British indie rock band

The Family Cat were a British indie rock band, formed in Stoke Newington, London in 1988, although three of the five members were originally from Cornwall, Plymouth and Southampton.

==Career==
The band played live for five years and recorded three albums, the mini-album Tell 'Em We're Surfin, (produced by The Jam's drummer Rick Buckler) released on South London independent label Bad Girl Records, and its full-length follow-ups, Furthest from the Sun and Magic Happens, released by Dedicated Records. The band never quite capitalised on the momentum generated by the success of debut single "Tom Verlaine", which was named 'Single of the Week' by the NME, although the band's final LP, Magic Happens entered the lower reaches of the UK Albums Chart and "Airplane Gardens", lasted for one week in the UK Singles Chart. The Family Cat placed several singles on the UK Indie Chart including "Steamroller".

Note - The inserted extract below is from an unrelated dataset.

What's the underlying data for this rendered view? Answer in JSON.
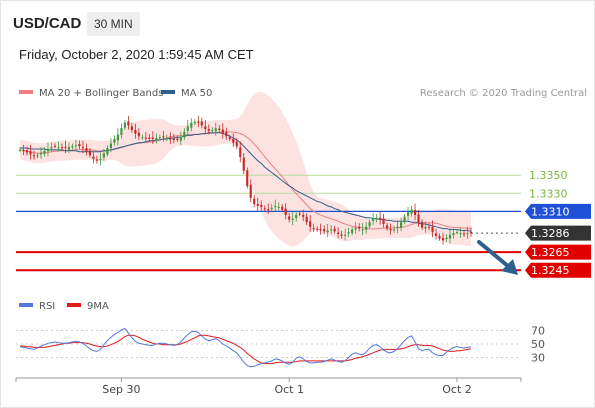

Between 1989 and 1992, the band recorded three Peel Sessions at Maida Vale Studios, and were included in John Peel's Festive Fifty in 1989.

They also grabbed headlines by naming one of their songs "Bring Me the Head of Michael Portillo". Their music was melodic and radio friendly, but in spite of critical acclaim the band were unable to reach the heights of Britpop acts Oasis and Blur.

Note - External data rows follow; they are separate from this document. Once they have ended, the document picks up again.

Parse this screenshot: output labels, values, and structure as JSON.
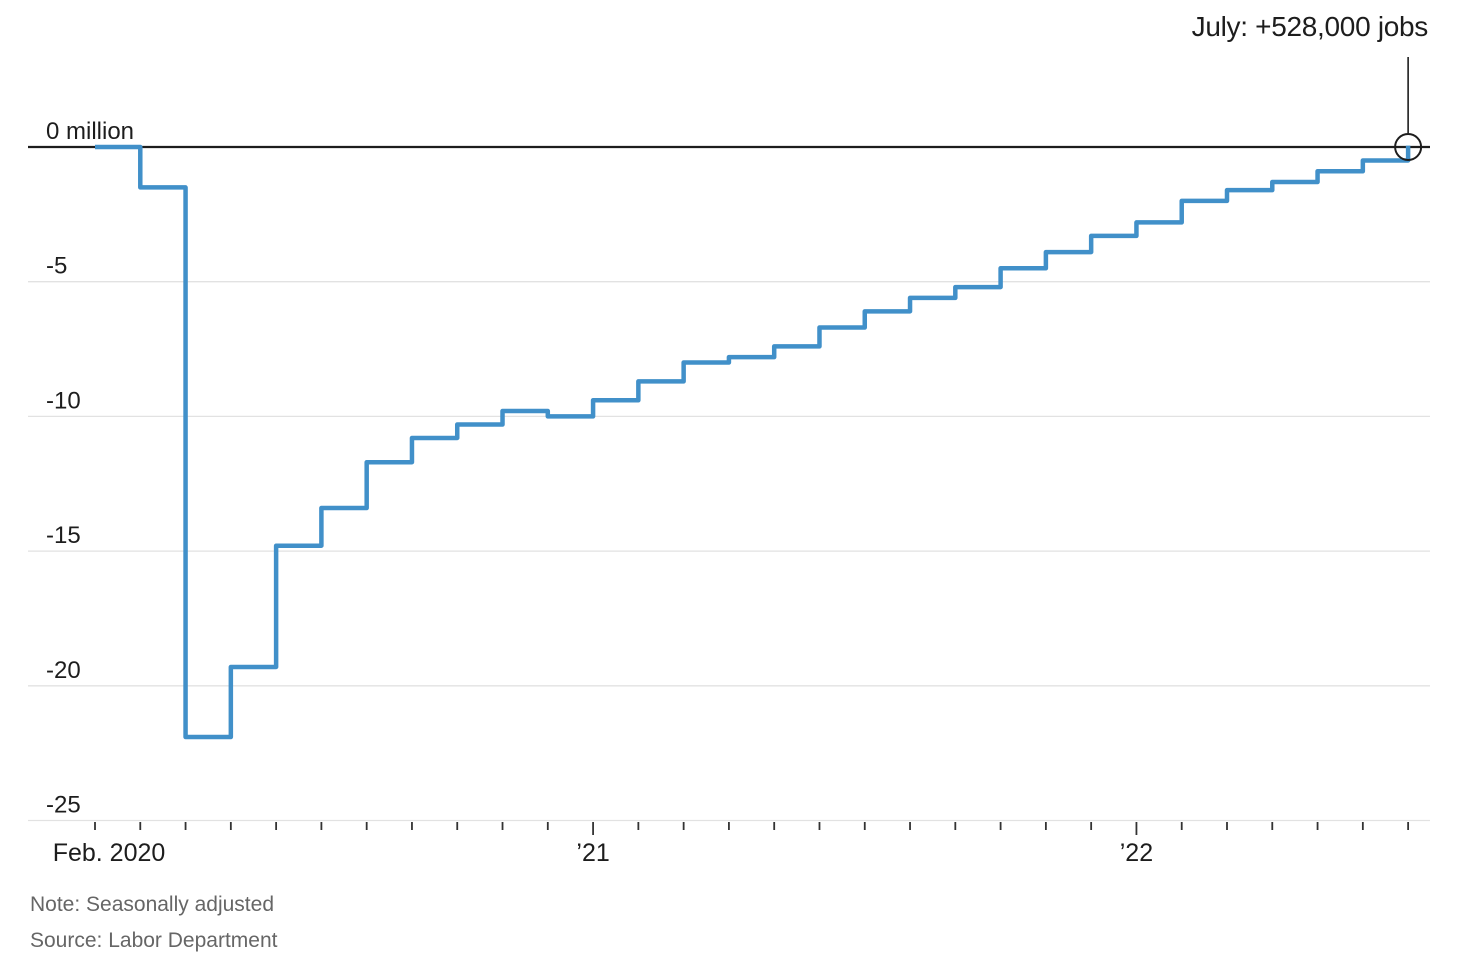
{
  "chart_data": {
    "type": "line",
    "subtype": "step-after",
    "title": "",
    "unit_label": "million",
    "annotation": {
      "label": "July: +528,000 jobs",
      "month_index": 29
    },
    "note": "Note: Seasonally adjusted",
    "source": "Source: Labor Department",
    "x": [
      "Feb. 2020",
      "March 2020",
      "April 2020",
      "May 2020",
      "June 2020",
      "July 2020",
      "Aug. 2020",
      "Sept. 2020",
      "Oct. 2020",
      "Nov. 2020",
      "Dec. 2020",
      "Jan. 2021",
      "Feb. 2021",
      "March 2021",
      "April 2021",
      "May 2021",
      "June 2021",
      "July 2021",
      "Aug. 2021",
      "Sept. 2021",
      "Oct. 2021",
      "Nov. 2021",
      "Dec. 2021",
      "Jan. 2022",
      "Feb. 2022",
      "March 2022",
      "April 2022",
      "May 2022",
      "June 2022",
      "July 2022"
    ],
    "values": [
      0,
      -1.5,
      -21.9,
      -19.3,
      -14.8,
      -13.4,
      -11.7,
      -10.8,
      -10.3,
      -9.8,
      -10.0,
      -9.4,
      -8.7,
      -8.0,
      -7.8,
      -7.4,
      -6.7,
      -6.1,
      -5.6,
      -5.2,
      -4.5,
      -3.9,
      -3.3,
      -2.8,
      -2.0,
      -1.6,
      -1.3,
      -0.9,
      -0.5,
      0.05
    ],
    "ylim": [
      -25,
      0.8
    ],
    "yticks": [
      {
        "value": 0,
        "label": "0 million"
      },
      {
        "value": -5,
        "label": "-5"
      },
      {
        "value": -10,
        "label": "-10"
      },
      {
        "value": -15,
        "label": "-15"
      },
      {
        "value": -20,
        "label": "-20"
      },
      {
        "value": -25,
        "label": "-25"
      }
    ],
    "xticks_labeled": [
      {
        "index": 0,
        "label": "Feb. 2020"
      },
      {
        "index": 11,
        "label": "’21"
      },
      {
        "index": 23,
        "label": "’22"
      }
    ],
    "grid": true,
    "legend": "none",
    "line_color": "#4190c9",
    "axis_color": "#1d1d1d",
    "grid_color": "#e2e2e2",
    "text_color": "#1d1d1d",
    "muted_text_color": "#666666"
  }
}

Amongst their cover versions were The Beatles' "Across the Universe", The Rolling Stones' "Rocks Off" and Scott Walker's "Montague Terrace (in Blue)".

In 2013, Five Lives Left, an anthology features four songs from the album that the band started working on but never released, was released on 3 Loop Music.

==Members==
- Paul Frederick – (guitar, vocals)
- Stephen Jelbert – (lead guitar)
- Tim McVay – (guitar)
- John Graves – (bass guitar)
- Kevin Downing – (drums)

==Discography==
===Albums===

| Year | Album | Billboard 200 | UK Albums Chart | Top Digital Albums | UK Indie Chart | Label |
| 1989 | Tell 'Em We're Surfin | - | - | - | 6 | Badgirl |
| 1992 | Furthest from the Sun | - | 55 | - |  | Dedicated Records |
| 1994 | Magic Happens | - | 84 | - |  |
| 2013 | Five Lives Left (An Anthology) | - | - | - |  | 3 Loop Music |

===Singles/EPs===
- "Tom Verlaine" (1989) Bad Girl (7-inch flexi-disc/12-inch) (UK Indie No. 6)
- "Remember What It Is that You Love" (1990) Bad Girl
- "Place With a Name" (1990) Bad Girl
- "Colour Me Grey" (1991) Bad Girl
- "Jesus Christ" (1991) Clawfist
- "Steamroller" (1992) Dedicated
- "River of Diamonds" (1992) Dedicated
- "Airplane Gardens" (1993) Dedicated (UK No. 69)
- "Springing the Atom" (1993) Dedicated
- "Wonderful Excuse" (1994) Dedicated/RCA (UK No. 48)
- Goldenbook EP (1994) Dedicated/RCA (UK No. 42)

==After The Family Cat==
Steve Jelbert is an arts review writer for The Independent.